Gathering at the house for an early Christmas are Lily’s family. Eldest daughter Jennifer (Kate Winslet) is an uptight control freak while her nerdish husband Michael (Rainn Wilson, from The Office, etc, largely cast against type) spouts facts and trivia at the drop of a hat and at often inopportune moments. Their fifteen-year-old son Jonathan (Anson Boon, from Crawl, etc) clearly loves his grandmother but is uncomfortable and struggles with the decision. Lily’s youngest daughter, the fragile but rebellious Anna (Mia Wasikowska), has always been something of a troubled child having wrestled with her own mental health problems and has been distant from the family for some time. She is accompanied by her on-again off-again girlfriend Chris (Bex Taylor Klaus, from tv series 13 Reasons Why, etc), and the pair have differing views on Lily’s decision. Anna just wants to spend more time with her mother. The unresolved differences between Jennifer and Anna heightens the tension of this family gathering.

Also present is Elisabeth (Lindsay Duncan, recently seen in Made In Italy, etc), Lily’s oldest friend, a former college roommate with whom she has spent plenty of time travelling and holidaying. Elisabeth is aware of Lily’s decision is there to lend moral support.

But we’ve seen this sort of thing many times before on screen and the cliches are all there – the dysfunctional family gathering in which secrets are revealed, personal issues are addressed and misunderstandings are resolved, all leading to a cathartic moment.

Blackbird is a fairly faithful remake of the little seen 2014 Danish tearjerker Silent Heart, from Danish filmmaker Christian Torpe, who has adapted his own screenplay here. This is a touching study of grief, loss, family. British director Roger Michell (Notting Hill, etc) maintains something of a European sensibility with the material, which is overly manipulative in nature. Despite the film dealing with the sensitive and emotionally laden right to die issue, Michell keeps the mood upbeat for much of the duration.

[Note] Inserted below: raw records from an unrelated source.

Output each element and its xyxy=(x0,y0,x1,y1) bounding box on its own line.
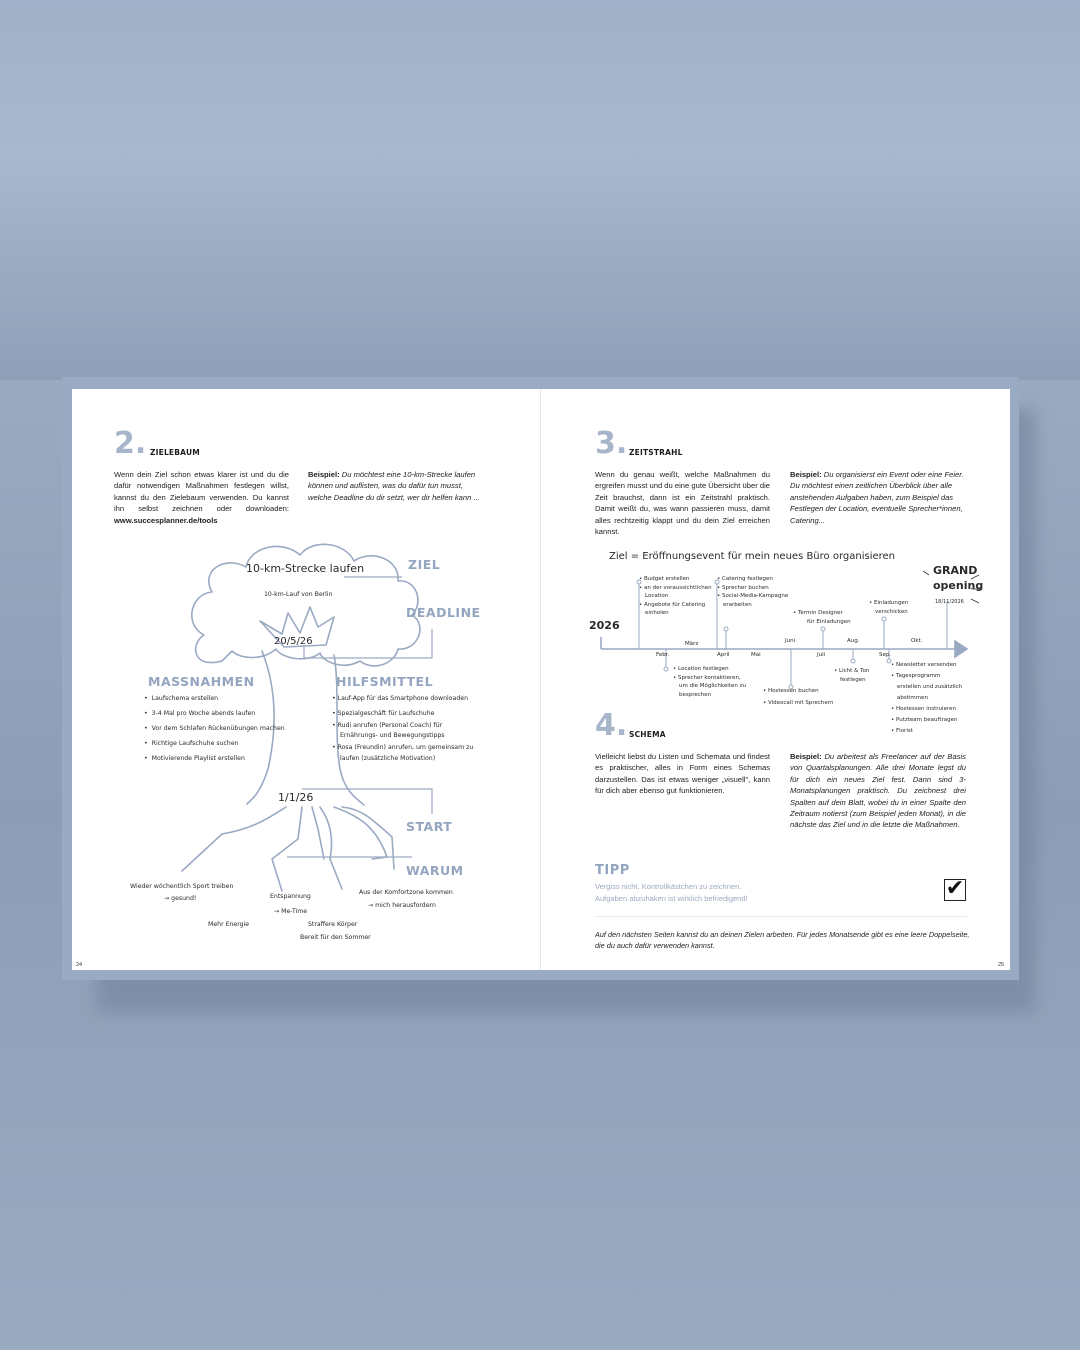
list-item-cont: Location xyxy=(645,593,669,599)
example-text: Du organisierst ein Event oder eine Feier. Du möchtest einen zeitlichen Überblick über alle anstehenden Aufgaben haben, zum Beispiel das Festlegen der Location, eventuelle Sprecher*innen, Catering... xyxy=(790,470,964,525)
goal-title: 10-km-Strecke laufen xyxy=(246,562,365,575)
list-item: • Videocall mit Sprechern xyxy=(763,700,834,706)
tasks-below-2 xyxy=(763,685,833,709)
section-heading: ZIELEBAUM xyxy=(150,448,200,457)
list-item: • Social-Media-Kampagne xyxy=(717,593,789,599)
reason-5b: → mich herausfordern xyxy=(368,902,436,909)
tools-link[interactable]: www.succesplanner.de/tools xyxy=(114,515,218,525)
reason-4b: Bereit für den Sommer xyxy=(300,934,371,941)
tasks-below-4 xyxy=(891,660,962,737)
tasks-above-2 xyxy=(717,575,788,609)
month-label: Juli xyxy=(817,652,826,658)
list-item: • Tagesprogramm xyxy=(891,673,941,679)
list-item-cont: verschicken xyxy=(875,608,908,615)
list-item: • Location festlegen xyxy=(673,666,729,672)
example-label: Beispiel: xyxy=(790,470,822,479)
footer-note: Auf den nächsten Seiten kannst du an deinen Zielen arbeiten. Für jedes Monatsende gibt es eine leere Doppelseite, die du auch dafür verwenden kannst. xyxy=(595,930,970,951)
month-label: April xyxy=(717,652,730,658)
example-text: Du arbeitest als Freelancer auf der Basis von Quartalsplanungen. Alle drei Monate legst du für dich ein neues Ziel fest. Dann sind 3-Monatsplanungen praktisch. Du zeichnest drei Spalten auf dein Blatt, wobei du in einer Spalte den Zeitraum notierst (zum Beispiel jeden Monat), in die nächste das Ziel und in die letzte die Maßnahmen. xyxy=(790,752,966,830)
month-label: Mai xyxy=(751,652,761,658)
list-item: • Motivierende Playlist erstellen xyxy=(144,751,285,766)
reason-2: Mehr Energie xyxy=(208,921,250,928)
list-item: • Vor dem Schlafen Rückenübungen machen xyxy=(144,721,285,736)
list-item-cont: laufen (zusätzliche Motivation) xyxy=(340,755,436,762)
list-item: • Rudi anrufen (Personal Coach) für xyxy=(332,722,443,729)
section-heading: SCHEMA xyxy=(629,730,666,739)
intro-text: Wenn dein Ziel schon etwas klarer ist und du die dafür notwendigen Maßnahmen festlegen willst, kannst du den Zielebaum verwenden. Du kannst ihn selbst zeichnen oder downloaden: xyxy=(114,470,289,514)
reason-1b: → gesund! xyxy=(164,895,197,902)
month-label: Sep. xyxy=(879,652,892,658)
list-item-cont: festlegen xyxy=(840,676,866,683)
reason-3: Entspannung xyxy=(270,893,311,900)
month-label: Febr. xyxy=(656,652,670,658)
tick-dot xyxy=(821,627,825,631)
right-page xyxy=(541,389,1010,970)
grand-sparkle xyxy=(923,571,984,603)
section-intro: Wenn du genau weißt, welche Maßnahmen du ergreifen musst und du eine gute Übersicht über die Zeit brauchst, dann ist ein Zeitstrahl praktisch. Damit weißt du, was wann passieren muss, damit alles rechtzeitig klappt und du dein Ziel erreichen kannst. xyxy=(595,470,770,537)
list-item-cont: erstellen und zusätzlich xyxy=(897,684,963,690)
section-intro: Vielleicht liebst du Listen und Schemata und findest es praktischer, alles in Form eines Schemas darzustellen. Das ist etwas weniger „visuell", kann für dich aber ebenso gut funktionieren. xyxy=(595,752,770,796)
background-blur xyxy=(0,0,1080,380)
section-example xyxy=(790,751,966,831)
deadline-date: 20/5/26 xyxy=(274,636,313,647)
opening-text: opening xyxy=(933,579,984,592)
page-number: 24 xyxy=(76,962,83,968)
reason-1: Wieder wöchentlich Sport treiben xyxy=(130,883,234,890)
list-item: • Catering festlegen xyxy=(717,576,773,582)
tasks-above-1 xyxy=(639,575,712,618)
example-label: Beispiel: xyxy=(308,470,340,479)
reason-3b: → Me-Time xyxy=(274,908,308,915)
list-item: • 3-4 Mal pro Woche abends laufen xyxy=(144,706,285,721)
start-date: 1/1/26 xyxy=(278,791,314,804)
tick-dot xyxy=(664,667,668,671)
list-item: • Sprecher kontaktieren, xyxy=(673,674,741,681)
month-label: Juni xyxy=(785,638,796,644)
list-item: • Florist xyxy=(891,728,913,734)
timeline-arrow xyxy=(955,641,967,657)
reason-5: Aus der Komfortzone kommen xyxy=(359,889,453,896)
label-deadline: DEADLINE xyxy=(406,605,481,620)
list-item: • Licht & Ton xyxy=(834,668,870,674)
section-number: 3. xyxy=(595,426,628,461)
tipp-line-2: Aufgaben abzuhaken ist wirklich befriedigend! xyxy=(595,894,748,903)
list-item-cont: Ernährungs- und Bewegungstipps xyxy=(340,732,445,739)
example-text: Du möchtest eine 10-km-Strecke laufen können und auflisten, was du dafür tun musst, welche Deadline du dir setzt, wer dir helfen kann ... xyxy=(308,470,480,502)
list-item: • Hostessen instruieren xyxy=(891,706,956,712)
roots xyxy=(182,807,394,891)
list-item-cont: für Einladungen xyxy=(807,618,851,625)
tasks-below-1 xyxy=(673,665,746,699)
list-item: • Laufschema erstellen xyxy=(144,691,285,706)
divider xyxy=(595,916,967,917)
list-item: • an der voraussichtlichen xyxy=(639,584,712,591)
month-label: März xyxy=(685,641,699,647)
section-heading: ZEITSTRAHL xyxy=(629,448,683,457)
label-start: START xyxy=(406,819,453,834)
list-item-cont: abstimmen xyxy=(897,695,928,701)
label-warum: WARUM xyxy=(406,863,464,878)
list-item: • Budget erstellen xyxy=(639,576,690,582)
example-label: Beispiel: xyxy=(790,752,822,761)
tick-dot xyxy=(851,659,855,663)
list-item: • Rosa (Freundin) anrufen, um gemeinsam zu xyxy=(332,744,474,751)
left-page xyxy=(72,389,541,970)
goal-subtitle: 10-km-Lauf von Berlin xyxy=(264,591,333,598)
list-item: • Termin Designer xyxy=(793,610,843,616)
tasks-below-3 xyxy=(834,667,869,684)
section-number: 4. xyxy=(595,708,628,743)
grand-text: GRAND xyxy=(933,564,978,577)
list-item: • Sprecher buchen xyxy=(717,584,769,591)
list-item: • Hostessen buchen xyxy=(763,688,819,694)
reason-4: Straffere Körper xyxy=(308,921,358,928)
grand-date: 18/11/2026 xyxy=(935,599,964,605)
list-item: • Einladungen xyxy=(869,600,909,606)
massnahmen-list xyxy=(144,691,285,766)
list-item-cont: besprechen xyxy=(679,691,712,698)
list-item: • Angebote für Catering xyxy=(639,601,706,608)
page-number: 25 xyxy=(998,962,1005,968)
hilfsmittel-list xyxy=(332,691,473,763)
list-item-cont: einholen xyxy=(645,610,669,616)
list-item: • Putzteam beauftragen xyxy=(891,717,958,723)
label-massnahmen: MASSNAHMEN xyxy=(148,674,255,689)
list-item: • Spezialgeschäft für Laufschuhe xyxy=(332,710,435,717)
list-item: • Richtige Laufschuhe suchen xyxy=(144,736,285,751)
tipp-heading: TIPP xyxy=(595,863,630,878)
tick-dot xyxy=(882,617,886,621)
list-item-cont: erarbeiten xyxy=(723,601,752,608)
tasks-above-4 xyxy=(869,599,908,616)
list-item-cont: um die Möglichkeiten zu xyxy=(679,683,746,689)
month-label: Okt. xyxy=(911,638,923,644)
label-ziel: ZIEL xyxy=(408,557,441,572)
tick-dot xyxy=(724,627,728,631)
checkbox-icon: ✔ xyxy=(945,876,965,901)
list-item: • Lauf-App für das Smartphone downloaden xyxy=(332,695,468,702)
label-hilfsmittel: HILFSMITTEL xyxy=(336,674,434,689)
timeline-year: 2026 xyxy=(589,619,620,632)
tipp-line-1: Vergiss nicht, Kontrollkästchen zu zeichnen. xyxy=(595,882,742,891)
section-number: 2. xyxy=(114,426,147,461)
tasks-above-3 xyxy=(793,609,851,626)
month-label: Aug. xyxy=(847,638,860,644)
list-item: • Newsletter versenden xyxy=(891,662,957,668)
timeline-title: Ziel = Eröffnungsevent für mein neues Büro organisieren xyxy=(609,551,896,562)
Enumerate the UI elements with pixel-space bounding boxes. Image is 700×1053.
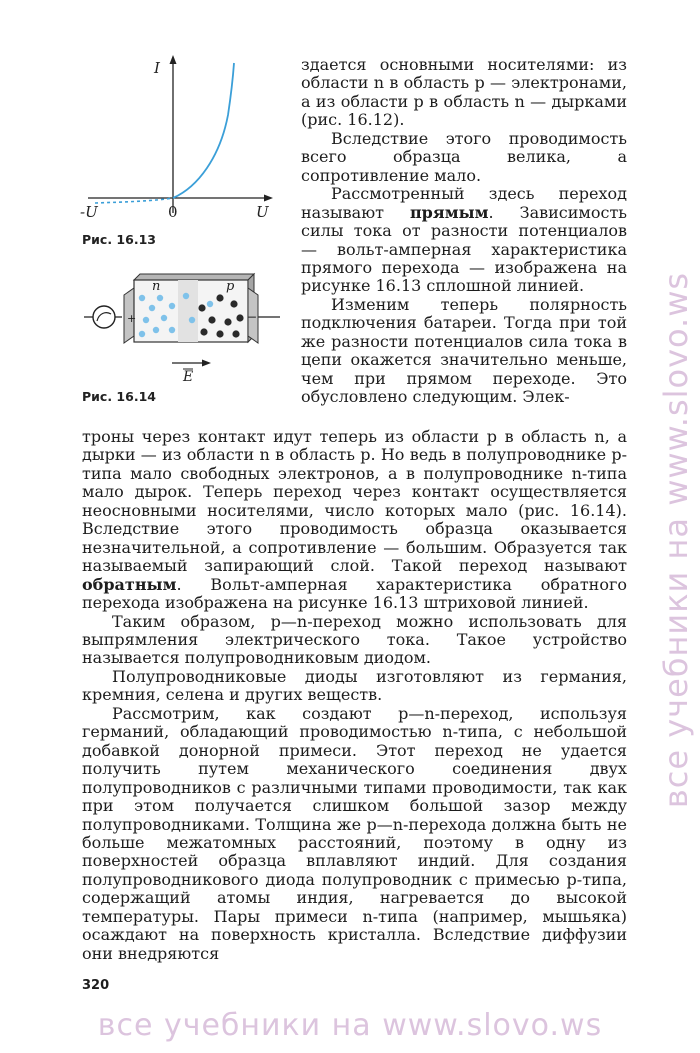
depletion-layer	[178, 280, 198, 342]
reverse-current-curve	[95, 198, 173, 203]
plus-sign: +	[127, 312, 137, 325]
galvanometer-icon	[93, 306, 115, 328]
paragraph	[301, 185, 627, 296]
voltage-axis-arrow	[264, 195, 273, 202]
paragraph: Таким образом, p—n-переход можно использовать для выпрямления электрического тока. Такое устройство называется полупроводниковым диодом.	[82, 611, 627, 668]
axis-label-neg-u: -U	[80, 203, 98, 221]
term-forward: прямым	[409, 202, 489, 222]
paragraph: Вследствие этого проводимость всего образца велика, а сопротивление мало.	[301, 128, 627, 185]
figure-16-14-caption: Рис. 16.14	[82, 389, 156, 404]
figure-16-14	[80, 268, 290, 388]
term-reverse: обратным	[82, 574, 177, 594]
minus-sign: −	[247, 310, 258, 324]
field-arrow-head	[202, 360, 211, 367]
text-column-narrow	[301, 56, 627, 407]
text-column-wide	[82, 428, 627, 963]
text-run: троны через контакт идут теперь из области p в область n, а дырки — из области n в область p. Но ведь в полупроводнике p-типа мало свободных электронов, а в полупроводнике n-типа мало дырок. Теперь переход через контакт осуществляется неосновными носителями, число которых мало (рис. 16.14). Вследствие этого проводимость образца оказывается незначительной, а сопротивление — большим. Образуется так называемый запирающий слой. Такой переход называют	[82, 427, 627, 576]
region-label-p: p	[226, 279, 235, 294]
forward-current-curve	[173, 63, 234, 198]
axis-label-u: U	[256, 203, 269, 221]
watermark-bottom: все учебники на www.slovo.ws	[97, 1008, 603, 1043]
axis-label-i: I	[154, 59, 160, 77]
paragraph: Изменим теперь полярность подключения батареи. Тогда при той же разности потенциалов сила тока в цепи окажется значительно меньше, чем при прямом переходе. Это обусловлено следующим. Элек-	[301, 294, 627, 407]
axis-origin: 0	[168, 203, 178, 221]
paragraph	[82, 428, 627, 613]
region-label-n: n	[152, 279, 161, 294]
watermark-vertical: все учебники на www.slovo.ws	[657, 271, 695, 809]
figure-16-13-caption: Рис. 16.13	[82, 232, 156, 247]
text-run: . Вольт-амперная характеристика обратного перехода изображена на рисунке 16.13 штриховой линией.	[82, 574, 627, 613]
field-label-e: E	[183, 369, 194, 385]
paragraph: здается основными носителями: из области n в область p — электронами, а из области p в область n — дырками (рис. 16.12).	[301, 55, 627, 130]
text-run: . Зависимость силы тока от разности потенциалов — вольт-амперная характеристика прямого перехода — изображена на рисунке 16.13 сплошной линией.	[301, 202, 627, 296]
current-axis-arrow	[170, 55, 177, 64]
figure-16-13	[80, 55, 295, 225]
page-number: 320	[82, 978, 110, 993]
paragraph: Полупроводниковые диоды изготовляют из германия, кремния, селена и других веществ.	[82, 666, 627, 705]
text-run: Рассмотренный здесь переход называют	[301, 184, 627, 222]
paragraph: Рассмотрим, как создают p—n-переход, используя германий, обладающий проводимостью n-типа, с небольшой добавкой донорной примеси. Этот переход не удается получить путем механического соединения двух полупроводников с различными типами проводимости, так как при этом получается слишком большой зазор между полупроводниками. Толщина же p—n-перехода должна быть не больше межатомных расстояний, поэтому в одну из поверхностей образца вплавляют индий. Для создания полупроводникового диода полупроводник с примесью p-типа, содержащий атомы индия, нагревается до высокой температуры. Пары примеси n-типа (например, мышьяка) осаждают на поверхность кристалла. Вследствие диффузии они внедряются	[82, 703, 627, 963]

But the film also has the look and feel of a stage play, as much of the drama is confined to Lily’s impressive beachfront home. The production design from Emmy winner John Paul Kelly (The Theory Of Everything, etc) is superb. The film has been nicely shot by Michell’s regular cinematographer Mike Eley (My Cousin Rachel, etc), and the backdrop of the coastal scenery is gorgeously shot. Peter Gregson’s maudlin score is perfect for the subject matter.

The film boasts some good performances from its stellar cast who bring to life the characters and their particular idiosyncrasies. Sarandon has been on screen for fifty years, and still has a luminous presence that elevates most of her roles, and here she delivers a solid performance that captures Lily’s pain and frustration over her failing body. She has played the dying matriarch before, in Stepmom, and she tinges her performance with strength, intelligence and grace. Neill as usual has a warm and intelligent presence as the supportive Paul, but it is a somewhat underwritten role. It’s nice to see Winslet play a character who is a little unlikeable as the waspish and overbearing Jennifer, and Wasikowska has a couple of emotional moments as her Anna wrestles with her conscience and tries to deal with her emotional baggage. I particularly liked the contributions from the two younger performers who have their own views on the situation.

Although Blackbird is dealing with a contentious issue it does so in a light and non-confrontational fashion that allows audiences to make up their own minds on how they would react in a similar situation.